Either way, when someone uses it in the “frustrating use” way, you’ve got a choice: either be frustrated, or work past it.
You’re welcome to do either. There are certainly times you’ll wind up doing both (wink). In the interest of encouraging you to do the latter, though, I assure you it’s easier that you might think.
First, realize that their statement, “It is what it is,” is true.
It may be factually true for both of you — such as when someone is observing how certain tactics haven’t panned out as planned, as in the second example above.
Or you may not see it as factually true at all — but you have to realize that the other person does.
If you try to argue your point or negate theirs, you’re probably going to wind up with both of you frustrated, angry, and at an impasse.

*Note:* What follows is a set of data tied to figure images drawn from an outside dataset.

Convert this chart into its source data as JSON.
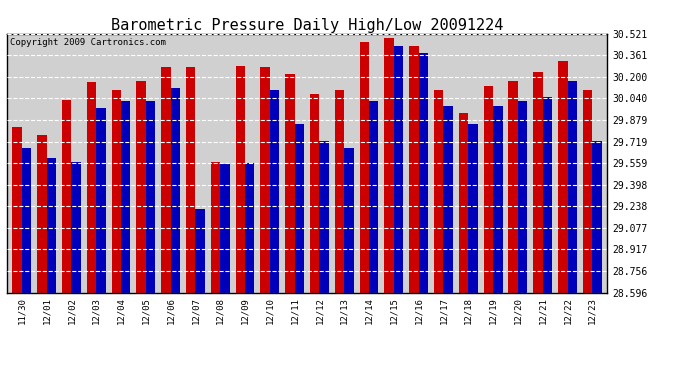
{
  "title": "Barometric Pressure Daily High/Low 20091224",
  "copyright": "Copyright 2009 Cartronics.com",
  "dates": [
    "11/30",
    "12/01",
    "12/02",
    "12/03",
    "12/04",
    "12/05",
    "12/06",
    "12/07",
    "12/08",
    "12/09",
    "12/10",
    "12/11",
    "12/12",
    "12/13",
    "12/14",
    "12/15",
    "12/16",
    "12/17",
    "12/18",
    "12/19",
    "12/20",
    "12/21",
    "12/22",
    "12/23"
  ],
  "highs": [
    29.83,
    29.77,
    30.03,
    30.16,
    30.1,
    30.17,
    30.27,
    30.27,
    29.57,
    30.28,
    30.27,
    30.22,
    30.07,
    30.1,
    30.46,
    30.49,
    30.43,
    30.1,
    29.93,
    30.13,
    30.17,
    30.24,
    30.32,
    30.1
  ],
  "lows": [
    29.67,
    29.6,
    29.57,
    29.97,
    30.02,
    30.02,
    30.12,
    29.22,
    29.55,
    29.56,
    30.1,
    29.85,
    29.72,
    29.67,
    30.02,
    30.43,
    30.38,
    29.98,
    29.85,
    29.98,
    30.02,
    30.05,
    30.17,
    29.72
  ],
  "y_ticks": [
    28.596,
    28.756,
    28.917,
    29.077,
    29.238,
    29.398,
    29.559,
    29.719,
    29.879,
    30.04,
    30.2,
    30.361,
    30.521
  ],
  "y_min": 28.596,
  "y_max": 30.521,
  "high_color": "#cc0000",
  "low_color": "#0000bb",
  "bg_color": "#ffffff",
  "plot_bg_color": "#d0d0d0",
  "grid_color": "#ffffff",
  "title_fontsize": 11,
  "bar_width": 0.38,
  "copyright_fontsize": 6.5,
  "tick_fontsize": 7,
  "xtick_fontsize": 6.5
}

But here’s the good news: it doesn’t matter whether you agree.
It doesn’t even matter if it’s “factually true.”
It only matters if you’re willing to say, “Okay.”
Second, say, “Okay. So, what next?”
In other words, assuming that what the other person said is true, and that the situation they’ve described “is what it is”… what can happen next? Instead of taking their statement as the end of the line, use it as the beginning of a new line of exploration.
Possible ways of moving beyond “It is what it is”:
- Even with that situation being as it is, what other choices are available?
- Even with that being true, how else might [we collectively / I in my role to help you / you in your role on this team / etc.] approach finding a solution?
- Accepting that’s true, what else — no matter how seemingly small — is within our control right now that we could do that would move us closer to the desired outcome?
- Okay. So, what next? [Literally ask that. Sometimes that, in its simplicity, is enough to kickstart a new way of looking at the entire situation.]
I love a good reality check, and used well, that’s the essence of “It is what it is.”
Where are you right now?
You’re there. That’s where you are. You might want to be someplace else — someplace farther ahead, someplace bigger, or better, or richer, or with a bigger team, or with a more consistent second product line — but you’re here. It is what it is. So what next?
What have you been trying over and over again that’s just not working?
I know, it’s supposed to work. You were promised that it would work. It worked for the person who recommended it to you, and it worked for all those other people who swear by it — and it’s totally unfair that it’s not working for you. But it’s not. It is what it is. So what next?
What have you pushed aside as too big, too much, too bold, too far?
Maybe it is. Maybe you’re absolutely right. Whatever it is probably is big, and a lot, and bold, and far — for you, for your business, for your team, for all of the above. It is what it is. But are there any smaller steps within your control that you can take? In fact, what is the absolute smallest step in that direction that you could take? That tiny step is probably not too big, not too much, not very bold, and very close. So the overall thing you pushed aside? Sure, it is what it is. But… so what next?
(See how this works?)
You get the picture: No more slammed doors. Just reality checks, or new lines of exploration.
You just might even find yourself loving the phrase “It is what it is” as much as I do.
(Or at least not actively loathing it.)
Either way, it’s my hope that you’re able to turn it into a constructive part of your personal and business conversations, instead of feeling like it’s a slammed door.
May it serve you and your business well!